Getting a promotion or landing a new job is always a confidence and morale booster, but what do you do when your arrival is received with faux enthusiasm, at best? While you may be psyched and eager to take on the responsibilities of your new role, your coworkers may be experiencing resentment or uncertainty toward the change. It may be that they were comfortable with your predecessor and just want that person back, or it could be that they feel that your arrival forced their colleague out of the role. But whatever the case, you may feel disliked, begrudged, or merely tolerated by your work mates.
Facing such a hostile environment everyday can lead to job hatred, personal conflicts, and even depression, so how can you go about ameliorating the situation in order to mend bad attitudes and relationships? You have several options for addressing the situation and, depending on your particular circumstances one or more of them may help transform an unfriendly environment into one of cooperation and productivity.
You may feel that your coworkers are being mean to you for no reason, and while it is unfair that you are taking the brunt of their frustrations, it’s important to understand that they are upset about the situation and have little control over how things play out. This makes you the easiest target for placing blame and anger. As such, try to sympathize with their situation and not take their behavior personally. You still have a job to do and the situation should not affect the performance of your duties; but, however you can, cut your coworkers some slack as they try to transition from a once comfortable routine into new territory.
Being new to a company and feeling immediately out of place can be especially tricky to maneuver. At first, you need to spend time learning the details of your predecessor’s exit and how the office ticks. This is somewhat of a clandestine and independent operation since you must avoid participating in gossip, but your goal is to discover the pros and cons of your predecessor’s performance (so you can improve upon it), and what you need to do to make your coworkers happy and cooperative.
Watch other managers along with the rank and file to find the natural flow of the office and ask probing questions about past problems within the day-to-day operations of your workplace. You will probably uncover ways in which your colleagues were unhappy in the way that things were run and can work to fix those problems in your own way. Some of your intelligence gathering will come simply from hearing conversations in passing and watching how others interact with one another.
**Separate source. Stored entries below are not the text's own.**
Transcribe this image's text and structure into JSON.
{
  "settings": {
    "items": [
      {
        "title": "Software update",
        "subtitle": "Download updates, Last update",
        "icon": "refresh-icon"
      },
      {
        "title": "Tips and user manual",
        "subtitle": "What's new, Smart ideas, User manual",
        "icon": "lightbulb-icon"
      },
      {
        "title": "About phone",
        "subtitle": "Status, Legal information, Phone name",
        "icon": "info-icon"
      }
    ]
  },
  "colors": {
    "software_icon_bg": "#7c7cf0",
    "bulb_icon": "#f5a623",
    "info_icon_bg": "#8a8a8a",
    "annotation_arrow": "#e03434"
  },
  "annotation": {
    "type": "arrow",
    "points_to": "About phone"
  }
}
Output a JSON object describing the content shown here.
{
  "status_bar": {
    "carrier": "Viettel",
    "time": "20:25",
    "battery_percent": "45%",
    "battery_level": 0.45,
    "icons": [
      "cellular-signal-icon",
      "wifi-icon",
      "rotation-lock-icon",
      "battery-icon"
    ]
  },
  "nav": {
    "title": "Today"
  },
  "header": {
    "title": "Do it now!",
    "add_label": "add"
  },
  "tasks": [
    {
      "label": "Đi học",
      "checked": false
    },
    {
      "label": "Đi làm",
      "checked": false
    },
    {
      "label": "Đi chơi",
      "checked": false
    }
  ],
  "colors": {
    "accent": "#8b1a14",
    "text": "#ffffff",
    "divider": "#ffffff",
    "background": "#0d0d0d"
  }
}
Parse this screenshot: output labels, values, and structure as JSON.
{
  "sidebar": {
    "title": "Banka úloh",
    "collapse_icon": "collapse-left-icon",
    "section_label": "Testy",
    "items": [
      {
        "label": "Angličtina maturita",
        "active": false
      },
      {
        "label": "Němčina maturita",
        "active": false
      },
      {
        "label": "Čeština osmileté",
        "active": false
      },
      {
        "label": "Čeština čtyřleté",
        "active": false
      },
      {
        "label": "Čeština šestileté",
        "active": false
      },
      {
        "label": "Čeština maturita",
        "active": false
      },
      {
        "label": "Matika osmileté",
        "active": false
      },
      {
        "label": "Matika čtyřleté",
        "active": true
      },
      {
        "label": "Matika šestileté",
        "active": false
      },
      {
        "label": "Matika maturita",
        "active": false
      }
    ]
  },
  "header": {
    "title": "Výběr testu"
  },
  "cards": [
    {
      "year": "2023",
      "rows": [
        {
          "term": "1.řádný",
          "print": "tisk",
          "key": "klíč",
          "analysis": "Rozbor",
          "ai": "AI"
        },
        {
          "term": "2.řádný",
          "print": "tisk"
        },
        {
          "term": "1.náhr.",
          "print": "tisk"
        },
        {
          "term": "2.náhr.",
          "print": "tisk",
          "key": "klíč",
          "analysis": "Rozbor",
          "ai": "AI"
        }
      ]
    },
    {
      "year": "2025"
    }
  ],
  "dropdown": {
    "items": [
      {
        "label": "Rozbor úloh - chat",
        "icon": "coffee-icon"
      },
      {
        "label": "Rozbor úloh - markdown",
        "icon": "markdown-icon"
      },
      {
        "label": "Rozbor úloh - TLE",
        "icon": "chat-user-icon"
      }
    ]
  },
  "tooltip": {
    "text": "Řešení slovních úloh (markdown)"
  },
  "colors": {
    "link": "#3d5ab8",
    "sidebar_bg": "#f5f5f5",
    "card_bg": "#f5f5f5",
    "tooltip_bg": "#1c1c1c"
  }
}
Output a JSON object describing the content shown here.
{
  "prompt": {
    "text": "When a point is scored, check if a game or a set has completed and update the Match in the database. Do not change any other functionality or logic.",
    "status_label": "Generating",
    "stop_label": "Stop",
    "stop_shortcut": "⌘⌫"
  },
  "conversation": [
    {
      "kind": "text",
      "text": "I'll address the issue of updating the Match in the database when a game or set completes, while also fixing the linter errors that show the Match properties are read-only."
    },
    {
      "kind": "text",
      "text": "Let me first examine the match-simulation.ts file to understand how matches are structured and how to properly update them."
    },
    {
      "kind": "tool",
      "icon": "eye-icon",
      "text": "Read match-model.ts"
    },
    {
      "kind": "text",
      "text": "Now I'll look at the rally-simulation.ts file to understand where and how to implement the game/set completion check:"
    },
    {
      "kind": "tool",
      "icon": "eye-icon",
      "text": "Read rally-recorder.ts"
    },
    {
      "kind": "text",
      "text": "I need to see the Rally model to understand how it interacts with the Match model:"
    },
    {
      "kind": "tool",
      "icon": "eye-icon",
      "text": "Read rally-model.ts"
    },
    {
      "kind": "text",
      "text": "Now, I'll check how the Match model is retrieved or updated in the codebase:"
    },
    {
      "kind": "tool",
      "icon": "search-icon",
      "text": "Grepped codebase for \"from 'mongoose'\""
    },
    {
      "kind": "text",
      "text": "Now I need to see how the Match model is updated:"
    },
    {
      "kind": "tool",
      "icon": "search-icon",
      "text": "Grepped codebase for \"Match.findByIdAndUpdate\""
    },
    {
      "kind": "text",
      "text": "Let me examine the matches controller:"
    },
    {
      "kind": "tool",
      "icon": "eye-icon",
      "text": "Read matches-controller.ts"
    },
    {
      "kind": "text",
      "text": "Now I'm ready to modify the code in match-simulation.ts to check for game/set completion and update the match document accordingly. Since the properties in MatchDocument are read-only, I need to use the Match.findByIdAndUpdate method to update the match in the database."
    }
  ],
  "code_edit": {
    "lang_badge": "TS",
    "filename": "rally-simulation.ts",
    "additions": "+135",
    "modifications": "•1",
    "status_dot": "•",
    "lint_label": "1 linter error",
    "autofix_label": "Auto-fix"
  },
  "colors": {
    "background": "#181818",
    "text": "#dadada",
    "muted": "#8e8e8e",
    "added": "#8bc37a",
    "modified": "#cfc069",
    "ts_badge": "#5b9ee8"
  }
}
One behavior to avoid is turning inward and keeping to yourself. Consistent communication is the key to building relationships and learning how to make people happy. Keep your coworkers aware of team progress and updated on your own work so they feel invested in your success and begin to perceive you as an ally instead of a threat to the status quo. Stay casual and avoid defensiveness if your approach doesn’t immediately catch on; the less you challenge the response the less defensive your coworkers will become.
You may also find it helpful to include talk of your predecessor when discussing office events. For example, you could mention what he or she did particularly well that is assisting in a smooth adjustment period and can help you identify those workers that will be more easily swayed to your side. It may even spur friendly conversations reminiscing on the office of old, helping you feel more like a part of the in-crowd.
A hostile work environment can put a damper on your enthusiasm for your new job and perhaps make you second guess your decision to take the position. But acknowledging that it is in your best interest to be especially friendly, sympathetic, and understanding can help you counteract the negativity and unprofessionalism. As you move forward, focus on learning about the office culture, keep communication open, and work to build relationships with your colleagues despite their efforts to scare you off.